The Coefficient of Variation (CV) according to the linked Wikipedia article is the ratio of the standard deviation $\sigma$ to the mean $\mu$ of a probability distribution.
For the Poisson Distribution, the mean is equal to the variance $\sigma^2$ so that the CV should be $\sigma/\mu=\sigma/\sigma^2=1/\sigma$
However, in the calcium signaling modeling literature I am seeing some papers that state this differently. One such example is in figure 2B of this paper, although similar language is found in other papers by these researchers and their affiliates in models of the $\text{IP}_3$ receptors.
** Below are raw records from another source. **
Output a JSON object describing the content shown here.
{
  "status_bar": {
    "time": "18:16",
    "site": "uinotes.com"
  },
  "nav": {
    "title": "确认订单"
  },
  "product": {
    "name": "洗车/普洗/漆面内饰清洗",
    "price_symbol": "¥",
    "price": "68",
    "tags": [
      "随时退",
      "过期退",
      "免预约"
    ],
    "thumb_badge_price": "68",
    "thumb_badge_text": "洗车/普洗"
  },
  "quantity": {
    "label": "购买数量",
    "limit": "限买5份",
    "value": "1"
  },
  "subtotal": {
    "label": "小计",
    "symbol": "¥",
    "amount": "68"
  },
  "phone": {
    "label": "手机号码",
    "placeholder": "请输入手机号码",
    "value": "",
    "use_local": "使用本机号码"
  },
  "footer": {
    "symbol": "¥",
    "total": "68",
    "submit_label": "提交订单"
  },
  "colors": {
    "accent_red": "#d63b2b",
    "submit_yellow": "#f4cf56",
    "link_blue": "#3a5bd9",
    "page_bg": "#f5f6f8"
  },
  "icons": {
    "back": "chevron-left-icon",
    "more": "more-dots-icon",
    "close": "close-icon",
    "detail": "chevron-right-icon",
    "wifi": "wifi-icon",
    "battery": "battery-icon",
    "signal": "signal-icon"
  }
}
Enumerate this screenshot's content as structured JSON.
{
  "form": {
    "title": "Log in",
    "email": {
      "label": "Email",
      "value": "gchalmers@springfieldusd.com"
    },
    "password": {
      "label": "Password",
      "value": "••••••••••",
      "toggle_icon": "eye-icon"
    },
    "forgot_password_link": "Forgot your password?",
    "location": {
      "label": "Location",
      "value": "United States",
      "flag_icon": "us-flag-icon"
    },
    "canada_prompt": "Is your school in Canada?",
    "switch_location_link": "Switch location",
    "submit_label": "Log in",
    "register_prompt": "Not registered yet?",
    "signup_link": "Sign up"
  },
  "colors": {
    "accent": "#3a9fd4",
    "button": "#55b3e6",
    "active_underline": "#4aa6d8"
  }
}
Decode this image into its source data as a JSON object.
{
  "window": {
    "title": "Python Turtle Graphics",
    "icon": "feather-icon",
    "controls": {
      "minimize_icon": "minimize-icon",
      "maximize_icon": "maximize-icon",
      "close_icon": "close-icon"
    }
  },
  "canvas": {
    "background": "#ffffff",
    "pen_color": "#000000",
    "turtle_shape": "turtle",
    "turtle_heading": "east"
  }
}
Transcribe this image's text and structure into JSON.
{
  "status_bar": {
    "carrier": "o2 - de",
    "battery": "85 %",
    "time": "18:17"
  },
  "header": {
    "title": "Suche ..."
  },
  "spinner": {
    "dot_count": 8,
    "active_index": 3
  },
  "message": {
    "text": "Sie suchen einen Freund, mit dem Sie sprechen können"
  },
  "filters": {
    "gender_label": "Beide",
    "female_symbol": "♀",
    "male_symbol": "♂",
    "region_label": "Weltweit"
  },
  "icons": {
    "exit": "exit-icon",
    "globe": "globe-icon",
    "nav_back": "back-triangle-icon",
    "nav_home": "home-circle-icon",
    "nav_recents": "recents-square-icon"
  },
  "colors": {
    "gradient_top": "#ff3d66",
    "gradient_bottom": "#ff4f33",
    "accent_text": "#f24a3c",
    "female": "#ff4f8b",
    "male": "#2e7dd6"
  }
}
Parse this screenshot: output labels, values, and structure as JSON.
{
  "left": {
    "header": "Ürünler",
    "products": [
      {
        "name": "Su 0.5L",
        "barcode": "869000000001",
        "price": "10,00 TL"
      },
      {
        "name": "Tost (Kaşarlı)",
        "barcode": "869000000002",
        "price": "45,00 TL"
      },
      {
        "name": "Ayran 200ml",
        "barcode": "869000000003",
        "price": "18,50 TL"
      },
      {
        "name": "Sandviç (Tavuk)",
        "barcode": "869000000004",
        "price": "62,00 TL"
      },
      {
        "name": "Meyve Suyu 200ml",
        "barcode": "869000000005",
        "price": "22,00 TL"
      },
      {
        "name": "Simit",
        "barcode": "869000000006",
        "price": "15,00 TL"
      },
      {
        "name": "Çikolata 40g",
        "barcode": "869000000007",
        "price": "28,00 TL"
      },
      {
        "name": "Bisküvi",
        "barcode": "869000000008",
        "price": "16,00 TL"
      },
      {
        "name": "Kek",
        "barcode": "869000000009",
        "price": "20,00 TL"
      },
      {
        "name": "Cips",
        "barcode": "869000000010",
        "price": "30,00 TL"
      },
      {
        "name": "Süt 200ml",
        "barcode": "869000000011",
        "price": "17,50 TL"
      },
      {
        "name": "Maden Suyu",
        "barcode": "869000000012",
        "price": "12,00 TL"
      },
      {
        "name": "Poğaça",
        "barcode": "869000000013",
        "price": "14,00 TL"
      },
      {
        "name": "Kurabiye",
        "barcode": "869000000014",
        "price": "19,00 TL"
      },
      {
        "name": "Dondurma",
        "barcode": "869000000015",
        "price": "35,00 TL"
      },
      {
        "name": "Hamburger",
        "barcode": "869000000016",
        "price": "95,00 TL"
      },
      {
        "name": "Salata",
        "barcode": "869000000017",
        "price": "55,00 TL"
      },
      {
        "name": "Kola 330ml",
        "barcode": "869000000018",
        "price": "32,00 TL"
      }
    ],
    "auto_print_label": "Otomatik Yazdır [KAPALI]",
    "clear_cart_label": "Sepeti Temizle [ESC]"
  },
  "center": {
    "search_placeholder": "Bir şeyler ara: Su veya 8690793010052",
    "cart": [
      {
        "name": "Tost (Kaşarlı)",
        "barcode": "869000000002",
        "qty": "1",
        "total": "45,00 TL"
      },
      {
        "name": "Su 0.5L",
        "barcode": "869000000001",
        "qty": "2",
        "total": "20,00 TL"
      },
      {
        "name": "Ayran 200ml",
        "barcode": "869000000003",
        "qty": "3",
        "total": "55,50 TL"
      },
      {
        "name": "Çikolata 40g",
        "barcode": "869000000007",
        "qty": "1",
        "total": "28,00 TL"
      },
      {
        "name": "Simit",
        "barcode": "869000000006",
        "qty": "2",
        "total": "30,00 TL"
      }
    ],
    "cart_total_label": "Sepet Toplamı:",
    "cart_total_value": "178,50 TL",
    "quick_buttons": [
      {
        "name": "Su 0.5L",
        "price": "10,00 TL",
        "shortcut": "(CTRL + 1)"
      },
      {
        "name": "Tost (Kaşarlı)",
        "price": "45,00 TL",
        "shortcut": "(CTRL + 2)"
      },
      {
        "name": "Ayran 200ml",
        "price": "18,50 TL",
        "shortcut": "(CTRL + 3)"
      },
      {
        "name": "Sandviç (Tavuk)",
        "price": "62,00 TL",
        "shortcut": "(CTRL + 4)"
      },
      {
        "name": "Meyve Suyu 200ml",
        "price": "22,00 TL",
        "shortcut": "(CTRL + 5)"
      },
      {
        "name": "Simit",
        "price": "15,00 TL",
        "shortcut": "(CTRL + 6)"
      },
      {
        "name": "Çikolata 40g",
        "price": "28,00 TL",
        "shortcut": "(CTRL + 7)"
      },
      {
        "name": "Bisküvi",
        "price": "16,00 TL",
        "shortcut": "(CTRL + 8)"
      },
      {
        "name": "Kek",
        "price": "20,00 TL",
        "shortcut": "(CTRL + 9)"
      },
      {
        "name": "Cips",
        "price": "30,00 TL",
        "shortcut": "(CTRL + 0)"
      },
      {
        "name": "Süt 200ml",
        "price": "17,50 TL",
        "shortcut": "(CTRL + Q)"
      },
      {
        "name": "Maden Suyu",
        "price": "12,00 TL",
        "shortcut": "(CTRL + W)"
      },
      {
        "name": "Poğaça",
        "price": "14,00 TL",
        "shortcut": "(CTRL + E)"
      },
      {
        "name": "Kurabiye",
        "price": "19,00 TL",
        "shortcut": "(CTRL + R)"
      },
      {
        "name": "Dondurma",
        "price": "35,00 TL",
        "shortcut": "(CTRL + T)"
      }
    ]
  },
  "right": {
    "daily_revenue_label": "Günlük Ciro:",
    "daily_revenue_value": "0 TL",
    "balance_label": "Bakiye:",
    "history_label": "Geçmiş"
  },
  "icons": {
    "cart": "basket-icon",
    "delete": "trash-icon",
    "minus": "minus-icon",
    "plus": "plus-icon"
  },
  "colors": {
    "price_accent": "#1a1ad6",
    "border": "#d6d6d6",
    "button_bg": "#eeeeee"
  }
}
Below is the figure and description, where the bold part is my own emphasis. (ISI stand for "Inter-Spike Interval", which is a stochastic time interval measured from the system in question).
B: Relationship between the standard deviation and the mean of experimental ISIs. Data obtained from 14 ASMC in 5 mouse lung slices. The relationship is approximately linear with a slope of 0.66, which implies that an inhomogeneous Poisson process governs the generation of oscillations. The dashed line indicates where the coefficient of variation (CV) is 1 (as it is for a pure Poisson process).
The paper says that the CV for a Poisson process is $1$. But this doesn't make sense given the above information. If they compared the variance to the mean then this should work out fine since their ratio is $1$, but this is done in many papers by these / affiliated researchers (that are some key people in the field), so I am not sure what is going on here.
Am I missing something with the definition of the CV or Poisson distributions? Also, how does this work with quantities with physical units where the mean and variance do not have the same dimensions? How could the mean be equal to the variance in situations like this?
Best Answer
If the spike events are modeled as a Poisson process with constant rate, then the ISIs, i.e. the time between spike events, are exponentially distributed. An exponential random variable has a mean and standard deviation equal to each other, and thus a CV of 1. Since the figure shows an estimated CV less than 1, they state this implies that their Poisson process would be better modeled with a non-constant rate (inhomogenous).
The units of mean and standard deviation for any random variable will be the same irrespective of the application.